Reviewed by Michael S. Neiberg (United States Army War College)
Historians love to reduce senior leaders (and military leaders above all) to binary categorizations. Nowhere do we see this pattern displayed more obviously than in the long-running battle between Douglas Haig’s defenders and, as we might today cal
l them, his haters. The intense pressures felt by senior leaders, the often incomplete information environments within which they worked, and the cold reality that they had few good choices from which to pick often fade into a background of either effusive praise or blind scorn. Tim Cook avoids this temptation in his powerful and informative The Madman and the Butcher. Readers of Canadian military history are (or certainly should be) familiar with Cook’s previous work on Canada and the Great War. The innovative analysis and clear writing that characterized those books shine through here as well in this dual biography of two of Canada’s most important wartime leaders.
It would have been easy to simplify and caricature the two men at the heart of this book. Sam Hughes, Canada’s minister of militia from 1914 to 1916, could certainly be arrogant, bull-headed, and irascible in the extreme. His combative political style, his virulent hatred of Catholics and French Canadians, and his delusions of grandeur make him an easy target. Similarly, Arthur Currie, with his characteristically un-English appearance, his concern for the welfare of his men, and his innovative military methods, remains the most admired military leader in Canadian history. Yet Cook avoids the temptation to reduce either man. He shows that Hughes, for all of his negative characteristics, was quite possibly the only man in Canada in 1914 who could have organized the effort to place the country on a war footing. His dedication to a Canadian identity, moreover, ensured that the war would become a defining moment in the development of an independent Canada. Similarly, for all his strengths, Cook demonstrates that Currie lacked the ability to connect with his men and made his share of operational mistakes.

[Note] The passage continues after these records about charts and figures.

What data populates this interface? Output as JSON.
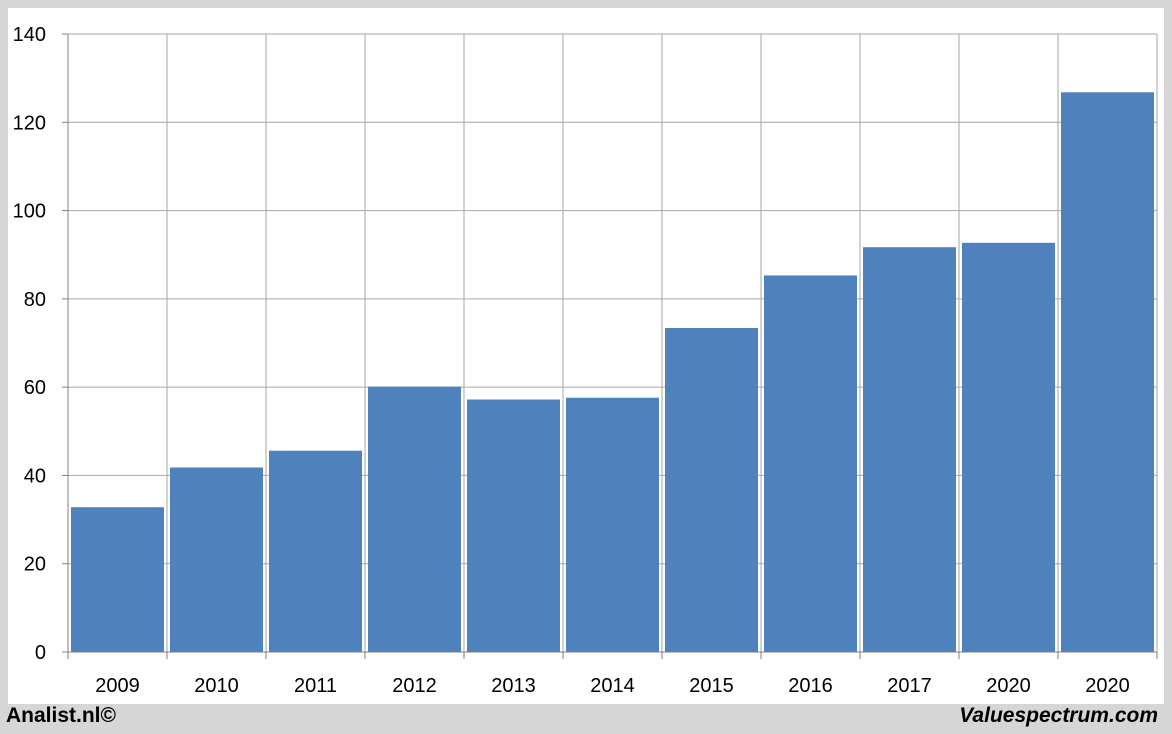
{
  "chart_data": {
    "type": "bar",
    "categories": [
      "2009",
      "2010",
      "2011",
      "2012",
      "2013",
      "2014",
      "2015",
      "2016",
      "2017",
      "2020",
      "2020"
    ],
    "values": [
      32.8,
      41.8,
      45.6,
      60.1,
      57.2,
      57.6,
      73.4,
      85.3,
      91.7,
      92.7,
      126.8
    ],
    "title": "",
    "xlabel": "",
    "ylabel": "",
    "ylim": [
      0,
      140
    ],
    "yticks": [
      "0",
      "20",
      "40",
      "60",
      "80",
      "100",
      "120",
      "140"
    ],
    "grid": true,
    "legend": "none",
    "colors": {
      "bar": "#4f81bd",
      "grid": "#a6a6a6",
      "axis": "#808080",
      "frame": "#d6d6d6"
    }
  },
  "footer": {
    "left": "Analist.nl©",
    "right": "Valuespectrum.com"
  }
}
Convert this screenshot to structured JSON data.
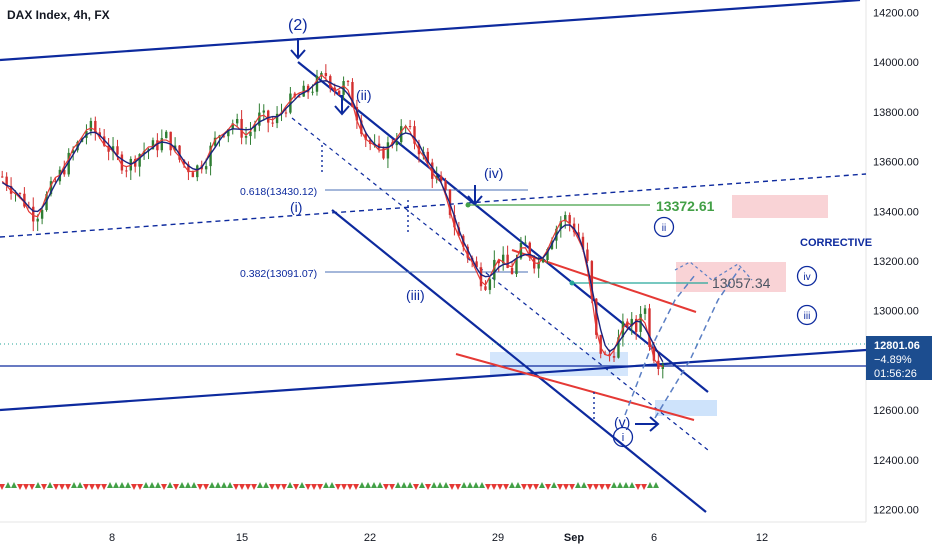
{
  "header": {
    "title": "DAX Index, 4h, FX"
  },
  "colors": {
    "up": "#2e7d32",
    "down": "#d32f2f",
    "blue": "#0d2a9e",
    "red": "#e53935",
    "green": "#43a047",
    "teal": "#26a69a",
    "pink": "#f8c8cc",
    "lightblue": "#c9e0fb",
    "badge": "#1c4d8f"
  },
  "chart_data": {
    "type": "candlestick",
    "symbol": "DAX Index",
    "timeframe": "4h",
    "exchange": "FX",
    "ylim": [
      12150,
      14250
    ],
    "y_ticks": [
      "12200.00",
      "12400.00",
      "12600.00",
      "12800.00",
      "13000.00",
      "13200.00",
      "13400.00",
      "13600.00",
      "13800.00",
      "14000.00",
      "14200.00"
    ],
    "x_ticks": [
      "8",
      "15",
      "22",
      "29",
      "Sep",
      "6",
      "12"
    ],
    "last_price": "12801.06",
    "change": "−4.89%",
    "countdown": "01:56:26",
    "price_path": [
      [
        0,
        13540
      ],
      [
        0.03,
        13450
      ],
      [
        0.05,
        13380
      ],
      [
        0.07,
        13470
      ],
      [
        0.09,
        13560
      ],
      [
        0.11,
        13650
      ],
      [
        0.13,
        13740
      ],
      [
        0.15,
        13700
      ],
      [
        0.17,
        13620
      ],
      [
        0.19,
        13580
      ],
      [
        0.21,
        13640
      ],
      [
        0.23,
        13660
      ],
      [
        0.25,
        13700
      ],
      [
        0.27,
        13600
      ],
      [
        0.29,
        13560
      ],
      [
        0.31,
        13620
      ],
      [
        0.33,
        13720
      ],
      [
        0.35,
        13760
      ],
      [
        0.37,
        13700
      ],
      [
        0.39,
        13780
      ],
      [
        0.41,
        13750
      ],
      [
        0.43,
        13830
      ],
      [
        0.45,
        13860
      ],
      [
        0.47,
        13900
      ],
      [
        0.49,
        13950
      ],
      [
        0.51,
        13880
      ],
      [
        0.52,
        13920
      ],
      [
        0.53,
        13840
      ],
      [
        0.55,
        13700
      ],
      [
        0.57,
        13620
      ],
      [
        0.59,
        13680
      ],
      [
        0.61,
        13740
      ],
      [
        0.63,
        13660
      ],
      [
        0.65,
        13560
      ],
      [
        0.67,
        13470
      ],
      [
        0.69,
        13300
      ],
      [
        0.71,
        13200
      ],
      [
        0.73,
        13110
      ],
      [
        0.75,
        13220
      ],
      [
        0.77,
        13150
      ],
      [
        0.79,
        13270
      ],
      [
        0.81,
        13180
      ],
      [
        0.83,
        13300
      ],
      [
        0.85,
        13380
      ],
      [
        0.87,
        13320
      ],
      [
        0.885,
        13200
      ],
      [
        0.9,
        12870
      ],
      [
        0.915,
        12800
      ],
      [
        0.93,
        12860
      ],
      [
        0.945,
        12960
      ],
      [
        0.96,
        12920
      ],
      [
        0.97,
        13060
      ],
      [
        0.98,
        12880
      ],
      [
        0.99,
        12800
      ],
      [
        1.0,
        12801
      ]
    ],
    "fib_levels": [
      {
        "label": "0.618(13430.12)",
        "value": 13430.12
      },
      {
        "label": "0.382(13091.07)",
        "value": 13091.07
      }
    ],
    "annotations": {
      "wave_2": "(2)",
      "wave_ii": "(ii)",
      "wave_i": "(i)",
      "wave_iii": "(iii)",
      "wave_iv": "(iv)",
      "wave_v": "(v)",
      "circle_i": "i",
      "circle_ii": "ii",
      "circle_iii": "iii",
      "circle_iv": "iv",
      "corrective": "CORRECTIVE",
      "target_1": "13372.61",
      "target_2": "13057.34"
    }
  }
}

Cook thus humanizes both men, although his understandably greater admiration for Currie shows through. At various times, Currie and Hughes were colleagues, friends, enemies, and rivals. Most importantly, their differing visions for the Canadian Expeditionary Force and Canada more generally reveal the tensions that developed in the war years. That their rivalry even survived Hughes’s death allows Cook to speak to issues of the postwar world as well. These tensions played out in a dramatic libel suit that Currie brought against two newspaper editors in 1928. Sam Hughes had been dead almost seven years when the trial began but his ghost haunted both the courtroom and the abiding search to derive meaning from Canada’s Great War experience.
The most impressive achievement of this fascinating book is the way that Cook uses the story of these two men, and the antagonism between them, to tell the wider story of Canada’s war experience. Fraught with inefficiencies, political intrigue, and disagreements with the British, the Canadian war effort proceeded in fits and starts. The adoption and retention of the disastrous Ross rifle shows the Canadian war experience at its worst, with Sam Hughes continuing to advocate for the rifle far longer than he should have as a result of politics and his strong sense of Canadian nationalism. The recrimination over the Canadian attack on Mons on the last day of the war also shows these tensions and serves as a counterpoint to the consensus view over what might be termed the Myth of Vimy.
Cook tackles these subjects, and more, with a deft hand and an engaging style. Working with two larger-than-life figures, he knows when to let the men speak for themselves. But he also knows when to push his evidence beyond its surface meanings to develop a deeper understanding of Canada and its Great War experiences. The book’s final chapters, which analyze the libel trial, illuminate the issues of memory and the larger quest for the war’s meaning. Even Currie, the country’s Great War hero, was conflicted about these meanings. He became a staunch advocate for disarmament in the years before his death.
Much like Dennis Showalter’s joint biography of George Patton and Erwin Rommel, The Madman and the Butcher is about far more than the two men at its centre. Those readers who have admired Tim Cook’s other works on Canada at war from 1914 to 1918 will find this book a worthy addition. Readers will also find much to interest them on many wider subjects, including senior leadership in wartime, civil-military relations, and the ways that societies readjust to peacetime. I don’t think Sir Sam would have approved, but perhaps that’s for the best.